Veya 85 milyon kişiden birisi bir kediyi darp etti diye, “bu millet hayvan düşmanı” başlıklı bir yazı mı döşesek, yoksa birisi Ramazan’da orucunu yedi diye “Dinsizlik aldı başını yürüdü” diye sayfalarca mı döktürsek..!
Veya, ‘
Bir Türk dünyaya bedeldir’ ama Amerika izin vermiyor edebiyatı mı yapsak..!
Şaka bir yana,
Bu yazımızda bir kısım temel ilke ve değerlerimizden bahsedeceğim.
Konuyu irdelerken “Ben” zamiri yerine “Biz” zamiri kullanmamın, okuyuculara karşı daha saygın olacağını düşünüyorum:
Evet;
Biz önce insana, yani bireye saygıyı esas alırız.

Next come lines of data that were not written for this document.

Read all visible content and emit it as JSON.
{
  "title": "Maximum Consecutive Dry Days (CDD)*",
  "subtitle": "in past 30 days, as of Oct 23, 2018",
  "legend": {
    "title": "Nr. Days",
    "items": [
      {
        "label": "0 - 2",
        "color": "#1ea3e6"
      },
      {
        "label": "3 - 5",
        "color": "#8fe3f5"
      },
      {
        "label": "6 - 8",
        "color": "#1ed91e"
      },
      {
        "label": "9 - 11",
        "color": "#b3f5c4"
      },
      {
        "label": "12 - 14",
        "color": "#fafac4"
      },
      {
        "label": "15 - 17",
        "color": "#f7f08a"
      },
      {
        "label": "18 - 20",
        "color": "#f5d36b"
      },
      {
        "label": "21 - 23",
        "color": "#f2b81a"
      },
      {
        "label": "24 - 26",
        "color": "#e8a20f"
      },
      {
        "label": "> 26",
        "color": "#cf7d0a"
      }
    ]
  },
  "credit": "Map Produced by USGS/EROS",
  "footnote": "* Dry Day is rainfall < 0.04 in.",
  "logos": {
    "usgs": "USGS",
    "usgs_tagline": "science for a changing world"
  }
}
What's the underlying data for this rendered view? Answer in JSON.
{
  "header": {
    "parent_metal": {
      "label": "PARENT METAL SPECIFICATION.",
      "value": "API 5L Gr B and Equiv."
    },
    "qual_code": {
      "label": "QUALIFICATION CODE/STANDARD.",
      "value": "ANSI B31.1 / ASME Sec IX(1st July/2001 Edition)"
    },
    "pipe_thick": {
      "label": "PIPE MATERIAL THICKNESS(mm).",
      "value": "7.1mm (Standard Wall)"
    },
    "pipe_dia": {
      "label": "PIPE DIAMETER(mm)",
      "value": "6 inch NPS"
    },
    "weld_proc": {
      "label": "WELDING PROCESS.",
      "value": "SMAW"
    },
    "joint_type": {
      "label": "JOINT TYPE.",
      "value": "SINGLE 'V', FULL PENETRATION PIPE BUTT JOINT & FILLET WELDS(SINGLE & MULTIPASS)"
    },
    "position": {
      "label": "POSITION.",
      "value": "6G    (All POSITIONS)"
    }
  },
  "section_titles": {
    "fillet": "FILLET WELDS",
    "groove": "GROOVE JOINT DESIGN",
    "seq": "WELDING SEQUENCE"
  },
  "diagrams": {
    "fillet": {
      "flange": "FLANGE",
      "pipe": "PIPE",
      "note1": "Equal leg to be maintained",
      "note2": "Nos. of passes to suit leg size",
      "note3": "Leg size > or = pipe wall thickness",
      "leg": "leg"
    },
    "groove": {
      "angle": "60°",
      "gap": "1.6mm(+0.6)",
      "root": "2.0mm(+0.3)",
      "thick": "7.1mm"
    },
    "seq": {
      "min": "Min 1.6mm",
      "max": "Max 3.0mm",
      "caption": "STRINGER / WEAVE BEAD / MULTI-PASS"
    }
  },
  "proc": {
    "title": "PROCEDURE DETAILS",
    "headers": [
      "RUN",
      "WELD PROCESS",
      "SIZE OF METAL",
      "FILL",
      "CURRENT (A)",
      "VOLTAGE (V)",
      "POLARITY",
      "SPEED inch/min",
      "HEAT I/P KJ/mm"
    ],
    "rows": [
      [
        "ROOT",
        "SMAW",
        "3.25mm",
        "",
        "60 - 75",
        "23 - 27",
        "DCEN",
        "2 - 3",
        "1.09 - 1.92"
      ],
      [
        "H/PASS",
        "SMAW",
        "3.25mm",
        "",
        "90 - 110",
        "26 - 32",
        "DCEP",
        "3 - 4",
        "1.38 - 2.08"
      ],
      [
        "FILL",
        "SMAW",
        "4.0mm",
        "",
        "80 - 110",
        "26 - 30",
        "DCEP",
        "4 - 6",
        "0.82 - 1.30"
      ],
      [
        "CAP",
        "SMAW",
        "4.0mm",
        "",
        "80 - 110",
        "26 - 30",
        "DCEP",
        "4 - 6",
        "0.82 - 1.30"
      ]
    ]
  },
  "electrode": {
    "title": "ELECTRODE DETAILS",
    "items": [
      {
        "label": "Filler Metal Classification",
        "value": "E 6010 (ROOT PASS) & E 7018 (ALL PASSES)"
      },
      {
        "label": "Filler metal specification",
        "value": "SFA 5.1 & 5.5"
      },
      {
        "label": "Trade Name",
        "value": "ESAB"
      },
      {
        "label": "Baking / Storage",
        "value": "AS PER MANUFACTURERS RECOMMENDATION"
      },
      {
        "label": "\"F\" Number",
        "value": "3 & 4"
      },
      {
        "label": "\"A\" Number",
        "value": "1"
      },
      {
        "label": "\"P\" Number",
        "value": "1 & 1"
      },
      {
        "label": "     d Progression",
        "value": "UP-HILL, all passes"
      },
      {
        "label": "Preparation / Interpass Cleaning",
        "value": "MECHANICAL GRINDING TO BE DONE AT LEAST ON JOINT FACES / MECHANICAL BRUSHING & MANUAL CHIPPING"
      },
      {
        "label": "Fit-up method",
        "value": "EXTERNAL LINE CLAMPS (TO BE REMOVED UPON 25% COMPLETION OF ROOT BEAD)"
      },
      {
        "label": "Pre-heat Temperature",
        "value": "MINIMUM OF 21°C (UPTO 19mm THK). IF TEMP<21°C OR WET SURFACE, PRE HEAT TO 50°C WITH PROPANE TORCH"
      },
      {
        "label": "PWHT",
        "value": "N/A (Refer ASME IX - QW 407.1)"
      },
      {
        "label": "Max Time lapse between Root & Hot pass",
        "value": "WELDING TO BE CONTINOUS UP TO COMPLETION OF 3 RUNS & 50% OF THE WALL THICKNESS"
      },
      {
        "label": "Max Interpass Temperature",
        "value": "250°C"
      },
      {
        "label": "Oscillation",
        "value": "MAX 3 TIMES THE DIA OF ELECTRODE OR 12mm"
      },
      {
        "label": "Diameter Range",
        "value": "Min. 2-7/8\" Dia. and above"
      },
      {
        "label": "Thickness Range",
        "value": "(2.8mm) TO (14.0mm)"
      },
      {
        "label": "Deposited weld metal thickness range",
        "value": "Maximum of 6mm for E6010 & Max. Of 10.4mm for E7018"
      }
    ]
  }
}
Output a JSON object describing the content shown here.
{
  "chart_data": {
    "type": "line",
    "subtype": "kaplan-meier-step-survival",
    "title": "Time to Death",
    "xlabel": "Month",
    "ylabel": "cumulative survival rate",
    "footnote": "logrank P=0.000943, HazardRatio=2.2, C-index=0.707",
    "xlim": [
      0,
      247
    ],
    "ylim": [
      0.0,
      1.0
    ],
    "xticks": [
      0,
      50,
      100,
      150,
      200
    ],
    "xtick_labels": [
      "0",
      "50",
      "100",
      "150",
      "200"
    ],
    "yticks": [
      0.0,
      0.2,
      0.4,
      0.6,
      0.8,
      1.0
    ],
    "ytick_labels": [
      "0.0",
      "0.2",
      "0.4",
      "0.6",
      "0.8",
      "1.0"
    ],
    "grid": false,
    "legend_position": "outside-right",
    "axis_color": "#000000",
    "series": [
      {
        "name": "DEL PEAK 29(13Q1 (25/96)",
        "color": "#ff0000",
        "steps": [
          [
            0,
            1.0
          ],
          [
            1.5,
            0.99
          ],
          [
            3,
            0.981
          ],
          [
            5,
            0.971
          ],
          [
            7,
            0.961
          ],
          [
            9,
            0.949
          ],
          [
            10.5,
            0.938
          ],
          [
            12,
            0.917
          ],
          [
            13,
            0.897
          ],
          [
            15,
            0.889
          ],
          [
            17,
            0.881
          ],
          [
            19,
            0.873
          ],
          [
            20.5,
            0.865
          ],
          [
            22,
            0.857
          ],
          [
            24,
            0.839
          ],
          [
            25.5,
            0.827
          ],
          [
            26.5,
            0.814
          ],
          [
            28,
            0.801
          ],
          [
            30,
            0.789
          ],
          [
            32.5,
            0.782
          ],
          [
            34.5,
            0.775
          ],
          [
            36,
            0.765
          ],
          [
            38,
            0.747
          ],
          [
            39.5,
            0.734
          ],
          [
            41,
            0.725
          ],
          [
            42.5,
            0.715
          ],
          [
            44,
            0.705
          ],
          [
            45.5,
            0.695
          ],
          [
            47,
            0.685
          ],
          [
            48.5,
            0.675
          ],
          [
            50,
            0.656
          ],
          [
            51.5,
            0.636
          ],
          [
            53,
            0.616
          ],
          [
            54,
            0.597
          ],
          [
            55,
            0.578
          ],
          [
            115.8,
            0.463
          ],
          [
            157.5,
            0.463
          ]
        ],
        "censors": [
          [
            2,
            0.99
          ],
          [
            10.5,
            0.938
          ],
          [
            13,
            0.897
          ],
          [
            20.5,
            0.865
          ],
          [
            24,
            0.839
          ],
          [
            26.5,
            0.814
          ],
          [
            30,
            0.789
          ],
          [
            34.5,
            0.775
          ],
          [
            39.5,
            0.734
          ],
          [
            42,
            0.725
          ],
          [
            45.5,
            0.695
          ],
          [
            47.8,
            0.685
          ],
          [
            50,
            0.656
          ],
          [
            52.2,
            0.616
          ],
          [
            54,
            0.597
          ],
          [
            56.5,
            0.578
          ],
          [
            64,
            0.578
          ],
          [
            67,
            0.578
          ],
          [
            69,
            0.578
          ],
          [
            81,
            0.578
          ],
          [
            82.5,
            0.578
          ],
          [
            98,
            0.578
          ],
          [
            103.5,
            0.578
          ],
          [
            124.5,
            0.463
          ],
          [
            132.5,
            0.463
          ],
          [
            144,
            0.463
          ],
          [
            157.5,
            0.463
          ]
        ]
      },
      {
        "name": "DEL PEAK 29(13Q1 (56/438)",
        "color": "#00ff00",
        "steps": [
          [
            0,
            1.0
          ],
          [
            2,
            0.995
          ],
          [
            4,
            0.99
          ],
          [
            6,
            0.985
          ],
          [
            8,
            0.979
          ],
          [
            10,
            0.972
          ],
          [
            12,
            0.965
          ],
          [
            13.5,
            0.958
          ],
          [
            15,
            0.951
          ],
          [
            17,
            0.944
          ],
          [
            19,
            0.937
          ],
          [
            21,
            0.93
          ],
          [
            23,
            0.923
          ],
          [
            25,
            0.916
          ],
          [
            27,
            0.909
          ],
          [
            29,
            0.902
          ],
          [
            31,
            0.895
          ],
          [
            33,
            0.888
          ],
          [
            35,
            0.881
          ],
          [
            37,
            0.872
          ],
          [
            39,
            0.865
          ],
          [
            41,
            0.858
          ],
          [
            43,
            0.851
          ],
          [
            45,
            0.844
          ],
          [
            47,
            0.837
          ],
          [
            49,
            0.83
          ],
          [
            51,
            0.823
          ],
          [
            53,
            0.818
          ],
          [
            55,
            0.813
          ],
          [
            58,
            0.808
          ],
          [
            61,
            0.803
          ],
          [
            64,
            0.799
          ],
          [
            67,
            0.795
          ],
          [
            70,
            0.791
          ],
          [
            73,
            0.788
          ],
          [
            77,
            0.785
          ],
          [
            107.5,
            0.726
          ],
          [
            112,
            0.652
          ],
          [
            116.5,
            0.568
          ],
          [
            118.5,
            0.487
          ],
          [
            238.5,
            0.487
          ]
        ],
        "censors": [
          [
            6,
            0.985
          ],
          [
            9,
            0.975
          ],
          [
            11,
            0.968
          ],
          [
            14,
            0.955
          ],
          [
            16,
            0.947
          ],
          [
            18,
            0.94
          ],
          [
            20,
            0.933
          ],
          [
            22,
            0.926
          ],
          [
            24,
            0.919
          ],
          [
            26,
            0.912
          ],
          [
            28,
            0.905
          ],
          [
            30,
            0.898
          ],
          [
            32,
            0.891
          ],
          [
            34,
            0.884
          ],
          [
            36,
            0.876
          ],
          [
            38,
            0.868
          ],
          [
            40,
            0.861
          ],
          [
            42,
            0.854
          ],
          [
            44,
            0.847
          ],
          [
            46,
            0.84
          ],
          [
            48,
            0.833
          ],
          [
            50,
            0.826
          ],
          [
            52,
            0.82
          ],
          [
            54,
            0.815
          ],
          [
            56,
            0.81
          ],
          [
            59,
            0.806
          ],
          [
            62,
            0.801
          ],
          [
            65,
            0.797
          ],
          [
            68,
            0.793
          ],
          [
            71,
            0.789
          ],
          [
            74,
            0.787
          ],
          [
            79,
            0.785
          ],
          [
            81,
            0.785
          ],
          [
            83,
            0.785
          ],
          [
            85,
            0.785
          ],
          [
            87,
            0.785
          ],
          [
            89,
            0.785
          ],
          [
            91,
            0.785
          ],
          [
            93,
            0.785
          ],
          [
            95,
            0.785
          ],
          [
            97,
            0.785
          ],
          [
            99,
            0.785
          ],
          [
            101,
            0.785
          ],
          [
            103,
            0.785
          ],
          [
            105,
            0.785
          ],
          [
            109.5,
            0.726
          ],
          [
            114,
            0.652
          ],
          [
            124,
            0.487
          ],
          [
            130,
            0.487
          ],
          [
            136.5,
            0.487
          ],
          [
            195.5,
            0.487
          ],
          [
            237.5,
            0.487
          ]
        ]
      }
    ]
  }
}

Bazıları, “Demokrasi” deyince, haklı olarak, bir tane bile gösteremezsindeseler de... Demokrasiye inanırız. Gerçek demokrasi’nin birinci şartı “insan”a, yani “birey”e saygıdır. İkinci şartı ise (Millet’in değil) “Yaşayan Millet”in iktidarının tartışılmaz olmasıdır.
Ben “Demokratım” diyen herkesin, yazdığım bu iki şarta “amentü” demesi şarttır.
Biz “düşünce”yi hapsedip insanı esir almak isteyenlerle de, zorbalığı ve anarşizmi özgürlük diye yutturmaya çalışanlarla da kavgamızı, gönül rızasıyla, yaparız.
Bir Türkmen mezar taşında yazdığı gibi “İyilik iyidir.”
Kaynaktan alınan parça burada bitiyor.